In recent years, Gaga has spoken with increasing frankness about being raped by an unnamed music producer when she was a teen. Her 2015 single “Til It Happens to You” was about surviving assault, and she mentioned the song in her R. Kelly apology. Other singles, such as 2013’s “Swine” and 2016’s “Diamond Heart,” raged at some violative male pig. “Do What U Want,” she now suggests, was all along part of this lineage—the sound of a woman finding solace after the appropriation of her body, in “defiant and provocative” fashion.

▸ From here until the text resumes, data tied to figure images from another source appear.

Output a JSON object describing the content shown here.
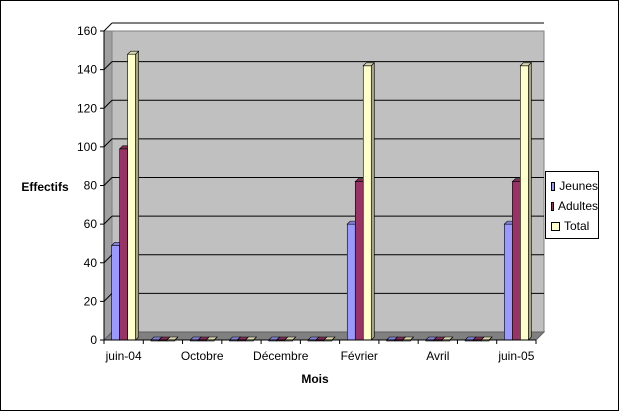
{
  "chart_data": {
    "type": "bar",
    "style": "3d-clustered-columns",
    "categories": [
      "juin-04",
      "",
      "Octobre",
      "",
      "Décembre",
      "",
      "Février",
      "",
      "Avril",
      "",
      "juin-05"
    ],
    "series": [
      {
        "name": "Jeunes",
        "color": "#9999FF",
        "values": [
          49,
          0,
          0,
          0,
          0,
          0,
          60,
          0,
          0,
          0,
          60
        ]
      },
      {
        "name": "Adultes",
        "color": "#993366",
        "values": [
          99,
          0,
          0,
          0,
          0,
          0,
          82,
          0,
          0,
          0,
          82
        ]
      },
      {
        "name": "Total",
        "color": "#FFFFCC",
        "values": [
          148,
          0,
          0,
          0,
          0,
          0,
          142,
          0,
          0,
          0,
          142
        ]
      }
    ],
    "title": "",
    "xlabel": "Mois",
    "ylabel": "Effectifs",
    "ylim": [
      0,
      160
    ],
    "yticks": [
      0,
      20,
      40,
      60,
      80,
      100,
      120,
      140,
      160
    ],
    "grid": true,
    "legend_position": "right",
    "plot_background": "#C0C0C0"
  }
}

But it wasn’t a dare she stood behind for long. Just months after “Do What U Want” debuted, Richardson’s video was shot and then shelved—because of “mismanagement,” Gaga said, but reportedly also to avoid blowback. Shortly after, Gaga recorded an alternate version of the song that swapped in Christina Aguilera’s vocals for Kelly’s. Now, five years after the initial release, she’s disavowing the tune entirely, and inviting perfectly valid criticism for sending royalties Kelly’s way all this time.

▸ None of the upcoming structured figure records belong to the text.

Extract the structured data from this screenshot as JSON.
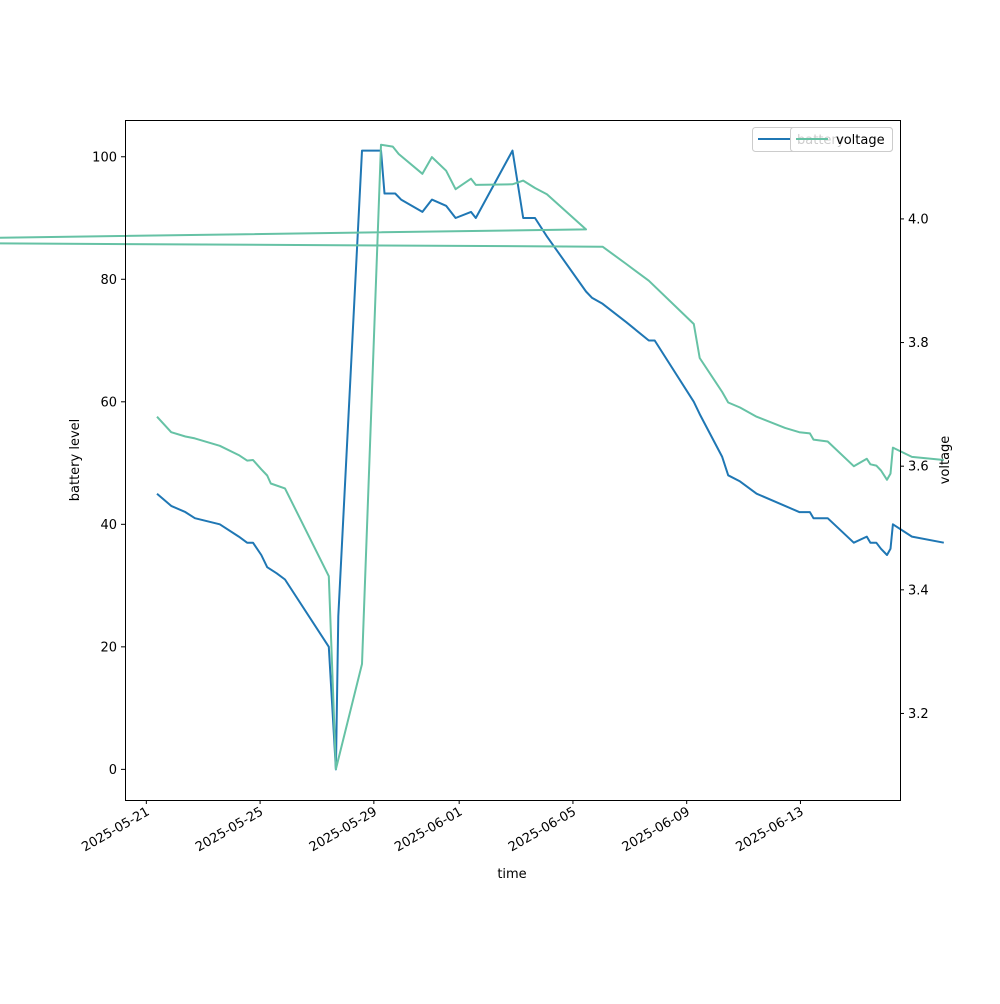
{
  "chart_data": {
    "type": "line",
    "xlabel": "time",
    "ylabel_left": "battery level",
    "ylabel_right": "voltage",
    "x_range": [
      "2025-05-20T06:00",
      "2025-06-16T12:00"
    ],
    "ylim_left": [
      -5,
      106
    ],
    "ylim_right": [
      3.06,
      4.16
    ],
    "x_ticks": [
      "2025-05-21",
      "2025-05-25",
      "2025-05-29",
      "2025-06-01",
      "2025-06-05",
      "2025-06-09",
      "2025-06-13"
    ],
    "yticks_left": [
      "0",
      "20",
      "40",
      "60",
      "80",
      "100"
    ],
    "yticks_right": [
      "3.2",
      "3.4",
      "3.6",
      "3.8",
      "4.0"
    ],
    "grid": false,
    "legends": [
      {
        "placement": "top-right",
        "entries": [
          "battery"
        ],
        "obscured": true
      },
      {
        "placement": "top-right",
        "entries": [
          "voltage"
        ]
      }
    ],
    "series": [
      {
        "name": "battery",
        "axis": "left",
        "color": "#1f77b4",
        "points": [
          [
            "2025-05-21T09:00",
            45
          ],
          [
            "2025-05-21T21:00",
            43
          ],
          [
            "2025-05-22T09:00",
            42
          ],
          [
            "2025-05-22T17:00",
            41
          ],
          [
            "2025-05-23T14:00",
            40
          ],
          [
            "2025-05-24T06:00",
            38
          ],
          [
            "2025-05-24T13:00",
            37
          ],
          [
            "2025-05-24T18:00",
            37
          ],
          [
            "2025-05-25T01:00",
            35
          ],
          [
            "2025-05-25T06:00",
            33
          ],
          [
            "2025-05-25T14:00",
            32
          ],
          [
            "2025-05-25T21:00",
            31
          ],
          [
            "2025-05-27T10:00",
            20
          ],
          [
            "2025-05-27T16:00",
            0
          ],
          [
            "2025-05-27T18:00",
            25
          ],
          [
            "2025-05-28T14:00",
            101
          ],
          [
            "2025-05-29T06:00",
            101
          ],
          [
            "2025-05-29T09:00",
            94
          ],
          [
            "2025-05-29T18:00",
            94
          ],
          [
            "2025-05-29T23:00",
            93
          ],
          [
            "2025-05-30T17:00",
            91
          ],
          [
            "2025-05-31T01:00",
            93
          ],
          [
            "2025-05-31T13:00",
            92
          ],
          [
            "2025-05-31T21:00",
            90
          ],
          [
            "2025-06-01T10:00",
            91
          ],
          [
            "2025-06-01T14:00",
            90
          ],
          [
            "2025-06-02T21:00",
            101
          ],
          [
            "2025-06-03T06:00",
            90
          ],
          [
            "2025-06-03T16:00",
            90
          ],
          [
            "2025-06-04T02:00",
            87
          ],
          [
            "2025-06-05T11:00",
            78
          ],
          [
            "2025-06-05T16:00",
            77
          ],
          [
            "2025-06-06T01:00",
            76
          ],
          [
            "2025-06-06T21:00",
            73
          ],
          [
            "2025-06-07T16:00",
            70
          ],
          [
            "2025-06-07T21:00",
            70
          ],
          [
            "2025-06-09T06:00",
            60
          ],
          [
            "2025-06-09T11:00",
            58
          ],
          [
            "2025-06-10T06:00",
            51
          ],
          [
            "2025-06-10T11:00",
            48
          ],
          [
            "2025-06-10T21:00",
            47
          ],
          [
            "2025-06-11T11:00",
            45
          ],
          [
            "2025-06-12T11:00",
            43
          ],
          [
            "2025-06-12T23:00",
            42
          ],
          [
            "2025-06-13T08:00",
            42
          ],
          [
            "2025-06-13T11:00",
            41
          ],
          [
            "2025-06-13T23:00",
            41
          ],
          [
            "2025-06-14T21:00",
            37
          ],
          [
            "2025-06-15T08:00",
            38
          ],
          [
            "2025-06-15T11:00",
            37
          ],
          [
            "2025-06-15T16:00",
            37
          ],
          [
            "2025-06-15T20:00",
            36
          ],
          [
            "2025-06-16T01:00",
            35
          ],
          [
            "2025-06-16T04:00",
            36
          ],
          [
            "2025-06-16T06:00",
            40
          ],
          [
            "2025-06-16T22:00",
            38
          ],
          [
            "2025-06-18T01:00",
            37
          ]
        ]
      },
      {
        "name": "voltage",
        "axis": "right",
        "color": "#66c2a5",
        "points": [
          [
            "2025-05-21T09:00",
            3.68
          ],
          [
            "2025-05-21T21:00",
            3.655
          ],
          [
            "2025-05-22T09:00",
            3.648
          ],
          [
            "2025-05-22T17:00",
            3.645
          ],
          [
            "2025-05-23T14:00",
            3.633
          ],
          [
            "2025-05-24T06:00",
            3.618
          ],
          [
            "2025-05-24T13:00",
            3.609
          ],
          [
            "2025-05-24T18:00",
            3.61
          ],
          [
            "2025-05-25T01:00",
            3.595
          ],
          [
            "2025-05-25T06:00",
            3.585
          ],
          [
            "2025-05-25T09:00",
            3.572
          ],
          [
            "2025-05-25T21:00",
            3.564
          ],
          [
            "2025-05-27T10:00",
            3.422
          ],
          [
            "2025-05-27T16:00",
            3.11
          ],
          [
            "2025-05-28T14:00",
            3.28
          ],
          [
            "2025-05-29T06:00",
            4.12
          ],
          [
            "2025-05-29T16:00",
            4.117
          ],
          [
            "2025-05-29T21:00",
            4.105
          ],
          [
            "2025-05-30T17:00",
            4.073
          ],
          [
            "2025-05-31T01:00",
            4.1
          ],
          [
            "2025-05-31T13:00",
            4.078
          ],
          [
            "2025-05-31T21:00",
            4.048
          ],
          [
            "2025-06-01T10:00",
            4.065
          ],
          [
            "2025-06-01T14:00",
            4.055
          ],
          [
            "2025-06-02T21:00",
            4.056
          ],
          [
            "2025-06-03T06:00",
            4.062
          ],
          [
            "2025-06-03T16:00",
            4.05
          ],
          [
            "2025-06-04T02:00",
            4.04
          ],
          [
            "2025-06-05T11:00",
            3.983
          ],
          [
            "2025-05-05T16:00",
            3.963
          ],
          [
            "2025-06-06T01:00",
            3.955
          ],
          [
            "2025-06-06T21:00",
            3.927
          ],
          [
            "2025-06-07T16:00",
            3.9
          ],
          [
            "2025-06-09T06:00",
            3.83
          ],
          [
            "2025-06-09T11:00",
            3.775
          ],
          [
            "2025-06-10T06:00",
            3.72
          ],
          [
            "2025-06-10T11:00",
            3.703
          ],
          [
            "2025-06-10T21:00",
            3.695
          ],
          [
            "2025-06-11T11:00",
            3.68
          ],
          [
            "2025-06-12T11:00",
            3.662
          ],
          [
            "2025-06-12T23:00",
            3.655
          ],
          [
            "2025-06-13T08:00",
            3.653
          ],
          [
            "2025-06-13T11:00",
            3.643
          ],
          [
            "2025-06-13T23:00",
            3.64
          ],
          [
            "2025-06-14T21:00",
            3.6
          ],
          [
            "2025-06-15T08:00",
            3.612
          ],
          [
            "2025-06-15T11:00",
            3.603
          ],
          [
            "2025-06-15T16:00",
            3.601
          ],
          [
            "2025-06-15T20:00",
            3.593
          ],
          [
            "2025-06-16T01:00",
            3.578
          ],
          [
            "2025-06-16T04:00",
            3.588
          ],
          [
            "2025-06-16T06:00",
            3.63
          ],
          [
            "2025-06-16T22:00",
            3.615
          ],
          [
            "2025-06-18T01:00",
            3.61
          ]
        ]
      }
    ]
  }
}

It’s a strange story, but also a cautionary one for “provocateurs” now pushing back against #MeToo. Disgraced men have reemerged as unabashed trolls, with Kevin Spacey playing the villain in a home movie and Louis C.K. telling extra-vile jokes. Other entertainers—facing tests of their relevance just as Gaga was in 2013—have talked up their own bravery in allying with dicey figures. Nicki Minaj, for example, cited Gaga’s work with Kelly when justifying her friendship and collaboration with the rapper Tekashi 6ix9ine, who was convicted of using a minor in a sexual performance. Kanye West rapped lyrics seeming to scoff at #MeToo on a posthumously released song by XXXTentacion, who was accused of brutal domestic violence.
Minaj’s single with 6ix9ine is her only true hit in awhile, and West’s XXX verse marked one of the rare times lately that the content of his music has been responsible for his headlines: signs that doing the “dangerous” thing of teaming with accused predators is a sure way to grab attention. But sooner or later, Gaga might warn them, there’s a price to pay for doing so.